Although the protocol shouldn’t go massively adrift as long as servers are
within an epoch of each other, it will at the least take longer to converge.
This lack of convergence opens a cluster up to a greater burst of traffic.
This is a straightforward push-pull implementation; each node shares a map of
node -> traffic history for its most recently-committed epoch. On receipt
of a gossip request, a node will respond with traffic for the corresponding
epoch, accounting for this as it does; however, if that traffic is for a
different epoch then it will take no proactive effort to gossip that.
Unlike typical gossip protocols that use Lamport clocks, this protocol uses
a timestamp (with epoch-level resolution) to coordinate. (It does not seem
unreasonable to require that nodes in a cluster have closely-synchronised time.)
Each epoch lasts for a second. Within that second, a node collects traffic
history for each bucket that it allocates tokens to. It will not allocate more
tokens than are in that bucket; however, it will not correct the bucket’s
capacity until its current epoch ticks over (at which point it will add a
summary of that traffic to the gossiped content of the last-committed epoch).

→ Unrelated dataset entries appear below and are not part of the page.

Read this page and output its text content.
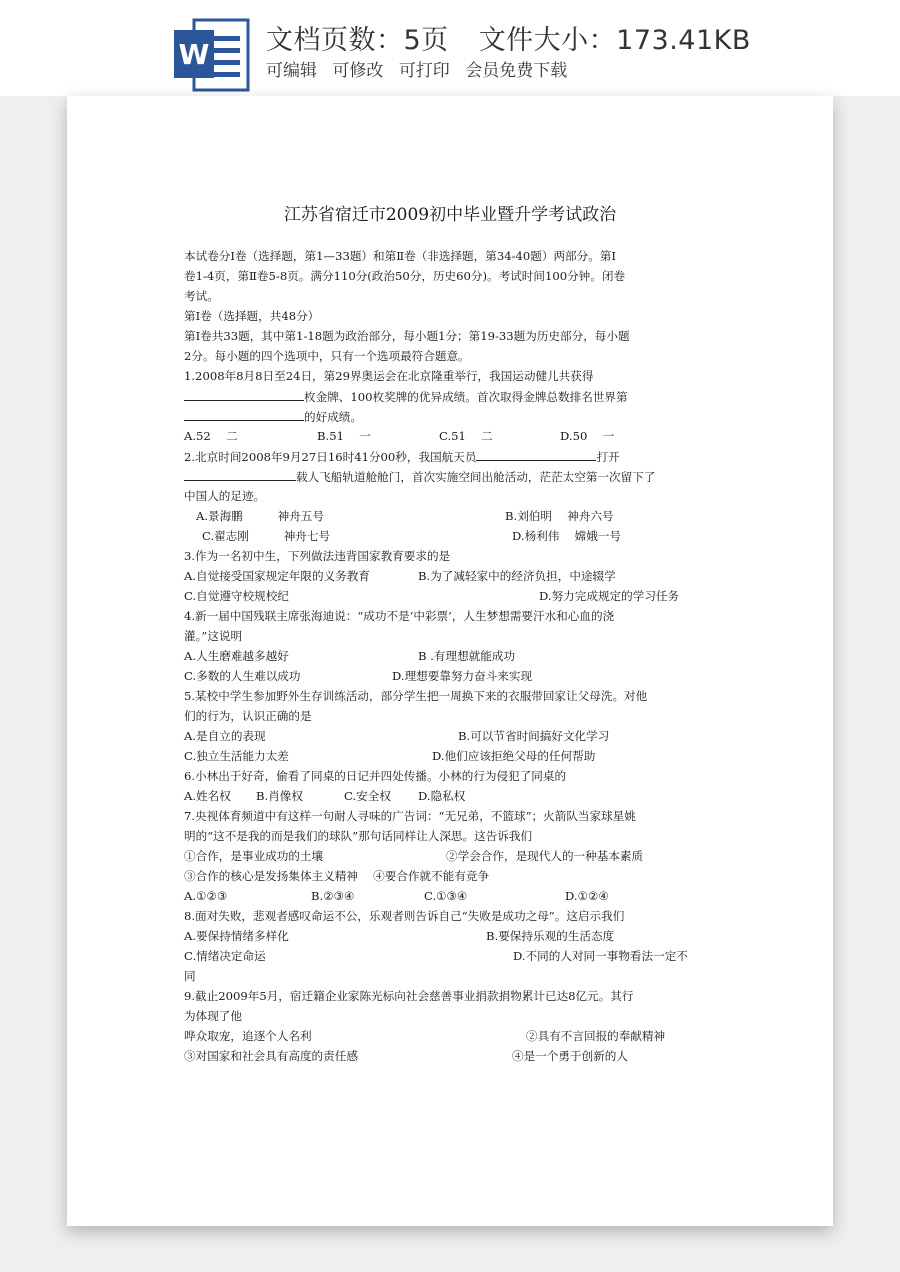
W 文档页数：5页 文件大小：173.41KB
可编辑 可修改 可打印 会员免费下载
江苏省宿迁市2009初中毕业暨升学考试政治
本试卷分Ⅰ卷（选择题，第1—33题）和第Ⅱ卷（非选择题，第34-40题）两部分。第Ⅰ
卷1-4页，第Ⅱ卷5-8页。满分110分(政治50分，历史60分)。考试时间100分钟。闭卷
考试。
第Ⅰ卷（选择题，共48分）
第Ⅰ卷共33题，其中第1-18题为政治部分，每小题1分；第19-33题为历史部分，每小题
2分。每小题的四个选项中，只有一个选项最符合题意。
1.2008年8月8日至24日，第29界奥运会在北京隆重举行，我国运动健儿共获得
枚金牌、100枚奖牌的优异成绩。首次取得金牌总数排名世界第
的好成绩。
A.52　 二	B.51　 一	C.51　 二	D.50　 一
2.北京时间2008年9月27日16时41分00秒，我国航天员	打开
载人飞船轨道舱舱门，首次实施空间出舱活动，茫茫太空第一次留下了
中国人的足迹。
A.景海鹏　　　神舟五号	B.刘伯明　 神舟六号
C.翟志刚　　　神舟七号	D.杨利伟　 嫦娥一号
3.作为一名初中生，下列做法违背国家教育要求的是
A.自觉接受国家规定年限的义务教育	B.为了减轻家中的经济负担，中途辍学
C.自觉遵守校规校纪	D.努力完成规定的学习任务
4.新一届中国残联主席张海迪说：“成功不是‘中彩票’，人生梦想需要汗水和心血的浇
灌。”这说明
A.人生磨难越多越好	B .有理想就能成功
C.多数的人生难以成功	D.理想要靠努力奋斗来实现
5.某校中学生参加野外生存训练活动，部分学生把一周换下来的衣服带回家让父母洗。对他
们的行为，认识正确的是
A.是自立的表现	B.可以节省时间搞好文化学习
C.独立生活能力太差	D.他们应该拒绝父母的任何帮助
6.小林出于好奇，偷看了同桌的日记并四处传播。小林的行为侵犯了同桌的
A.姓名权 B.肖像权	C.安全权 D.隐私权
7.央视体育频道中有这样一句耐人寻味的广告词：“无兄弟，不篮球”；火箭队当家球星姚
明的“这不是我的而是我们的球队”那句话同样让人深思。这告诉我们
①合作，是事业成功的土壤	②学会合作，是现代人的一种基本素质
③合作的核心是发扬集体主义精神　 ④要合作就不能有竞争
A.①②③	B.②③④	C.①③④	D.①②④
8.面对失败，悲观者感叹命运不公，乐观者则告诉自己“失败是成功之母”。这启示我们
A.要保持情绪多样化	B.要保持乐观的生活态度
C.情绪决定命运	D.不同的人对同一事物看法一定不
同
9.截止2009年5月，宿迁籍企业家陈光标向社会慈善事业捐款捐物累计已达8亿元。其行
为体现了他
哗众取宠，追逐个人名利	②具有不言回报的奉献精神
③对国家和社会具有高度的责任感	④是一个勇于创新的人
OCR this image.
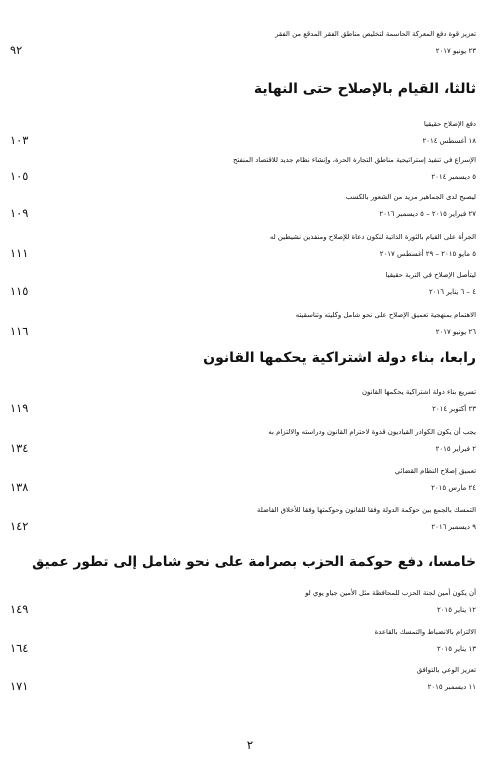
تعزيز قوة دفع المعركة الحاسمة لتخليص مناطق الفقر المدقع من الفقر
٢٣ يونيو ٢٠١٧
٩٢
ثالثا، القيام بالإصلاح حتى النهاية
دفع الإصلاح حقيقيا
١٨ أغسطس ٢٠١٤
١٠٣
الإسراع في تنفيذ إستراتيجية مناطق التجارة الحرة، وإنشاء نظام جديد للاقتصاد المنفتح
٥ ديسمبر ٢٠١٤
١٠٥
ليصبح لدى الجماهير مزيد من الشعور بالكسب
٢٧ فبراير ٢٠١٥ – ٥ ديسمبر ٢٠١٦
١٠٩
الجرأة على القيام بالثورة الذاتية لنكون دعاة للإصلاح ومنفذين نشيطين له
٥ مايو ٢٠١٥ – ٢٩ أغسطس ٢٠١٧
١١١
ليتأصل الإصلاح في التربة حقيقيا
٤ – ٦ يناير ٢٠١٦
١١٥
الاهتمام بمنهجية تعميق الإصلاح على نحو شامل وكليته وتناسقيته
٢٦ يونيو ٢٠١٧
١١٦
رابعا، بناء دولة اشتراكية يحكمها القانون
تسريع بناء دولة اشتراكية يحكمها القانون
٢٣ أكتوبر ٢٠١٤
١١٩
يجب أن يكون الكوادر القياديون قدوة لاحترام القانون ودراسته والالتزام به
٢ فبراير ٢٠١٥
١٣٤
تعميق إصلاح النظام القضائي
٢٤ مارس ٢٠١٥
١٣٨
التمسك بالجمع بين حوكمة الدولة وفقا للقانون وحوكمتها وفقا للأخلاق الفاضلة
٩ ديسمبر ٢٠١٦
١٤٢
خامسا، دفع حوكمة الحزب بصرامة على نحو شامل إلى تطور عميق
أن يكون أمين لجنة الحزب للمحافظة مثل الأمين جياو يوي لو
١٢ يناير ٢٠١٥
١٤٩
الالتزام بالانضباط والتمسك بالقاعدة
١٣ يناير ٢٠١٥
١٦٤
تعزيز الوعي بالتوافق
١١ ديسمبر ٢٠١٥
١٧١
٢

Consequently, it is possible for a greedy client to request bucket max tokens
from each node, thereby potentially exceeding the single-node maximum burst
by that factor. Under such circumstances, the nodes will gossip on the following
epoch, correcting their bucket values - which will therefore become negative.
Under this situation, it will take longer for the buckets to regain a positive
capacity.
The upshot of all that is that bursts can be steeper than configured, but the
average throughput of tokens remains as configured, in the long run.
Each partition will deliver tokens at the same, total rate. If splits last more
than an epoch (this is very likely) then the protocol has no chance at all to
recover those totals, although a rejoined network will reconverge and begin
delivering tokens at the global rate again.
Anti-entropy
Adding new limits may build on this.
Extend to cope with desynchronised nodes.
It’s in priciple possible to cope with nodes whose clocks are further skewed.
The accounting trick remains the same; the gossip protocol needs to offer
more node data for exchange to do this.
The idea for this is inspired by a blog post describing Yahoo’s “cloudbouncer”;
there aren’t many details in that post - this is just a quick take on one way
that might work. Any misunderstandings are entirely my own.
https://yahooeng.tumblr.com/post/111288877956/cloud-bouncer-distributed-rate-limiting-at-yahoo
It’s the shortest English word with the letters “G”, “R” and “L” in order; and it does work using
intervals, which fills in the backronym.
Picking the first word alphabetically instead it would be “aggregately”, which is one of those things
you’ll only find in a Scrabble dictionary.